= Ralph Sam Haeems =

Indian-born British criminal defence solicitor (1940–2005)

Ralph Sam Haeems (9 November 1940 – 31 March 2005) was a leading British criminal defence solicitor. He is credited with innovative defences in criminal cases, which, in some cases, created new legal precedents in UK appeals courts.

==Early years==
Haeems was born in Bombay (now Mumbai) to a Bene Israel Jewish family. His parents were teachers. He attended Bombay University, earning his BSc degree in engineering. He came to England in 1962 to study for a master's degree in chemistry.

==London==
He found a position as an office clerk in the East End, placing bets for his employers and collecting the winnings. He was promoted to supervising the defense of a murder suspect, whom he helped to acquit. Haeems then found employment with an offer of an articled clerkship.
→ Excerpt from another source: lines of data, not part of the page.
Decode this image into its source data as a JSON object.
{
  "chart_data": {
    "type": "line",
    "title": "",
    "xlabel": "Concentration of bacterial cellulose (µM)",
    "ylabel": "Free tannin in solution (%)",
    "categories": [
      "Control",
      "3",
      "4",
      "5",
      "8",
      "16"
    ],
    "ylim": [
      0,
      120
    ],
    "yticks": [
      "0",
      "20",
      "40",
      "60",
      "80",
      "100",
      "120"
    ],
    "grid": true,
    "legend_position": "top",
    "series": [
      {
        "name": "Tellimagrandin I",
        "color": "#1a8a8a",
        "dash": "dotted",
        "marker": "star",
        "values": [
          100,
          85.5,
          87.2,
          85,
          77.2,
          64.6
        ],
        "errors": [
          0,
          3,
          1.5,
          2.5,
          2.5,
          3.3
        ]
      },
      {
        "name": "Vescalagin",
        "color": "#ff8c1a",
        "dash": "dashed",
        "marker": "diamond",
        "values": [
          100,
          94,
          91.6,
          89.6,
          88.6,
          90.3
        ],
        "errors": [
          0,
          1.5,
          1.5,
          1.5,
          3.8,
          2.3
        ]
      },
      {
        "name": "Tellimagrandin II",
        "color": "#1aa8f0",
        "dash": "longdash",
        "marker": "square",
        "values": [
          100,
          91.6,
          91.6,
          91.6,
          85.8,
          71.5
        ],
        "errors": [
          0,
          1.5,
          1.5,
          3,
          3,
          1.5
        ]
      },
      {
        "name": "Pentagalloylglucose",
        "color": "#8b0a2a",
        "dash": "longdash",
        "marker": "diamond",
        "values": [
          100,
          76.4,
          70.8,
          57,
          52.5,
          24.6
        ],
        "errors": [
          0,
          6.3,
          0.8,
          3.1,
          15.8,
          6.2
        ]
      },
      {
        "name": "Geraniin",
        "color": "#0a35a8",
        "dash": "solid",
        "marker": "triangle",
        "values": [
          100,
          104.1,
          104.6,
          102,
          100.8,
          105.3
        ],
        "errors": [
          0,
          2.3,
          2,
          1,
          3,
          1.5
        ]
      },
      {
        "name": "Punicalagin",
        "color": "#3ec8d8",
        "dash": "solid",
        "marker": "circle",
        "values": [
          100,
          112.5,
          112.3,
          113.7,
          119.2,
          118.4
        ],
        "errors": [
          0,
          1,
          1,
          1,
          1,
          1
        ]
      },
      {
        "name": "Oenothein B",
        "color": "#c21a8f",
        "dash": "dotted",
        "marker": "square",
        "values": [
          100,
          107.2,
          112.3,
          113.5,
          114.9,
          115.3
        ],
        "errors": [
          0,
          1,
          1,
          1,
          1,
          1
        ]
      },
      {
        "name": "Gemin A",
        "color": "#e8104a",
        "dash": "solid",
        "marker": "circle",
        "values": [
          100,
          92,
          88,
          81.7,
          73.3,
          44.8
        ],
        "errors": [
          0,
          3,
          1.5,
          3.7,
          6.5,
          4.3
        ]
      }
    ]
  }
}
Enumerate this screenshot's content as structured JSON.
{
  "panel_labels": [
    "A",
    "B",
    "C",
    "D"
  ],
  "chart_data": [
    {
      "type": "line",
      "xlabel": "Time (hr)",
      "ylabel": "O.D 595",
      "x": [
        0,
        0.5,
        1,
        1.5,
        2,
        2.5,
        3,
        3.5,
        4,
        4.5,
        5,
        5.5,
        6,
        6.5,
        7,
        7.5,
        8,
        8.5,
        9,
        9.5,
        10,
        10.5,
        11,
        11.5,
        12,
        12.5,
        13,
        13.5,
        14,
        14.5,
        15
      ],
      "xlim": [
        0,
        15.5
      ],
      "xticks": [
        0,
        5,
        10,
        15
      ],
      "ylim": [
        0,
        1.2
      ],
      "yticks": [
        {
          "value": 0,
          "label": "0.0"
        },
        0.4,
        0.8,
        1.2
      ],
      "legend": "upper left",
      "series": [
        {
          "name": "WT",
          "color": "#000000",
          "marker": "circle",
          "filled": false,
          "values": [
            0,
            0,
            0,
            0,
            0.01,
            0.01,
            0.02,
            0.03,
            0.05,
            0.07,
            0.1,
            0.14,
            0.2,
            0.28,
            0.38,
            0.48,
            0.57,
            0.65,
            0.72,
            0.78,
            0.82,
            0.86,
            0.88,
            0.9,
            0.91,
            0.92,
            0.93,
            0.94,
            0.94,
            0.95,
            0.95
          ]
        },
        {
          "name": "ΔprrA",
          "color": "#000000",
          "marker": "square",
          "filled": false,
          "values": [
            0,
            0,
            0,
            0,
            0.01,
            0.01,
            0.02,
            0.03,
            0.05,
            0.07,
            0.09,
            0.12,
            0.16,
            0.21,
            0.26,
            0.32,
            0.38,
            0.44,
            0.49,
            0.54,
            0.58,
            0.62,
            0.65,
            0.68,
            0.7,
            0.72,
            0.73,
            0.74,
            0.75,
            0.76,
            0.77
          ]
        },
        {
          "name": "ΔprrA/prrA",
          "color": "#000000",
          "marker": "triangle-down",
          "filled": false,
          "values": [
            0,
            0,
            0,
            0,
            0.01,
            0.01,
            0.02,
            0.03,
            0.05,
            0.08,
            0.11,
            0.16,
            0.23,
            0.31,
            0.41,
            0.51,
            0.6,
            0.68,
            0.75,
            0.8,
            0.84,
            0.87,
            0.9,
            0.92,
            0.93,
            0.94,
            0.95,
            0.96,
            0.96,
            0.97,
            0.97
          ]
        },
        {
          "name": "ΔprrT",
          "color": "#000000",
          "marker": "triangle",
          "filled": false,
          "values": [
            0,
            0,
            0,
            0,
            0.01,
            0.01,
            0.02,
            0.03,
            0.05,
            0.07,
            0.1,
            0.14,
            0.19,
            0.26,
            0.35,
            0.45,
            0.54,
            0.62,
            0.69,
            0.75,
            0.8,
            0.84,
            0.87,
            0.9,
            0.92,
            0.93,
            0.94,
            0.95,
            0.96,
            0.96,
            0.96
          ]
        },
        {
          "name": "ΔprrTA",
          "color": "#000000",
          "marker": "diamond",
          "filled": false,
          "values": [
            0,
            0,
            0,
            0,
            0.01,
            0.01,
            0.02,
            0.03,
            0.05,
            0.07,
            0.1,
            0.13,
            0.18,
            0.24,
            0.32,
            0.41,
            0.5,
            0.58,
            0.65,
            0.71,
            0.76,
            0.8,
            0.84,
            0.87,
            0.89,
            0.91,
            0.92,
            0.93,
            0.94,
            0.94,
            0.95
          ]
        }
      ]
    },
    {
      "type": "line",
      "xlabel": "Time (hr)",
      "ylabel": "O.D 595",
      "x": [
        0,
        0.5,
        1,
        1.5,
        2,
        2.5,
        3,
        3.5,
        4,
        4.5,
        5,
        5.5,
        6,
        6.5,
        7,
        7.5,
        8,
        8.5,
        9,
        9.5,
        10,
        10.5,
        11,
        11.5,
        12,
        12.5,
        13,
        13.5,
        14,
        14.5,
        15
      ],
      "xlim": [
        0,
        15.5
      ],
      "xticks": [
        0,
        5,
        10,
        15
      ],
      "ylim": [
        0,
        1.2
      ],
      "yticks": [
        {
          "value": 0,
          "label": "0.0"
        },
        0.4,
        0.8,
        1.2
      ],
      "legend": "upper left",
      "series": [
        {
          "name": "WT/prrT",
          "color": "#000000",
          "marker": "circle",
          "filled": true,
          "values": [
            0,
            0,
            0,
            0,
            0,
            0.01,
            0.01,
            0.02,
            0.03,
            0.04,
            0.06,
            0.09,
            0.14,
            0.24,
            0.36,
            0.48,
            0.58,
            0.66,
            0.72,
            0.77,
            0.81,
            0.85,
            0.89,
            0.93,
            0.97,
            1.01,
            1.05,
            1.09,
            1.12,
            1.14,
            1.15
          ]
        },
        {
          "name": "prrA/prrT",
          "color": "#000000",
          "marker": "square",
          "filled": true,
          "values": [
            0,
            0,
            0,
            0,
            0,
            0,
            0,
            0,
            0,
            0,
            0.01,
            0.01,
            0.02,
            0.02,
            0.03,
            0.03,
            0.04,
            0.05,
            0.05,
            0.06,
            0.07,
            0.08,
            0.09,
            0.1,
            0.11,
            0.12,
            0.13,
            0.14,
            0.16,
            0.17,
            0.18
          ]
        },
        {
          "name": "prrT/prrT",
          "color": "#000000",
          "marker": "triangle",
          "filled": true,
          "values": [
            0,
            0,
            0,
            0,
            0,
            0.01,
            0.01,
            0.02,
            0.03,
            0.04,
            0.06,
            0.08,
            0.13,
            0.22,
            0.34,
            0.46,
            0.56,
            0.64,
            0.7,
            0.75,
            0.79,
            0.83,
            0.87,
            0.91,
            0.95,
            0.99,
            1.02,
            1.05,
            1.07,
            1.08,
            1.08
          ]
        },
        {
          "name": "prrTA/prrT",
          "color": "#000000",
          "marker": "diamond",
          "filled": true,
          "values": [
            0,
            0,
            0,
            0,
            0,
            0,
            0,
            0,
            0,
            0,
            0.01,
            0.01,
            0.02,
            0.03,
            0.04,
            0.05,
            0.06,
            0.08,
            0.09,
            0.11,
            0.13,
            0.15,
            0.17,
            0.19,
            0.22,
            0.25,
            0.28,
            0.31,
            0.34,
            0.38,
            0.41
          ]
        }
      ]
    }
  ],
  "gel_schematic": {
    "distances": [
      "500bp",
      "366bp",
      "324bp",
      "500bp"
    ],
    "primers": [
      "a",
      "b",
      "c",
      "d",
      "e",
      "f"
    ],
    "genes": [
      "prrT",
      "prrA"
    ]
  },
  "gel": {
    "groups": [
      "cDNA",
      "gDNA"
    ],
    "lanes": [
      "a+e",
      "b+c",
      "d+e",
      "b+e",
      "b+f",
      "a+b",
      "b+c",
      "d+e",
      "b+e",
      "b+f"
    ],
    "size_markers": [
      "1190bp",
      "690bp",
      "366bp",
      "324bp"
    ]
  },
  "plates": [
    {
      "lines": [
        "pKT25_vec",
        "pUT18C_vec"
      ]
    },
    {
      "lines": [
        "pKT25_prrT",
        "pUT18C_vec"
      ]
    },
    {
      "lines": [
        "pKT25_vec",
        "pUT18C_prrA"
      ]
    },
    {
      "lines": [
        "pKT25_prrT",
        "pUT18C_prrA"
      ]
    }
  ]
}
In 1972 he qualified as a solicitor and five years later set up his own practice.

==Notable cases==
Haeems participated in the trials of George Ince, Dennis Nilsen, Russell Bishop and several defendants in the Brink's-Mat robbery.

==Death==
Haeems suffered a heart attack in January 2005 and underwent triple bypass surgery two months later. He died, aged 64, from complications which set in during the following weeks.

==Family==
He was survived by his wife Angela, whom he married in 1967, a son (a barrister) and two daughters (both solicitors).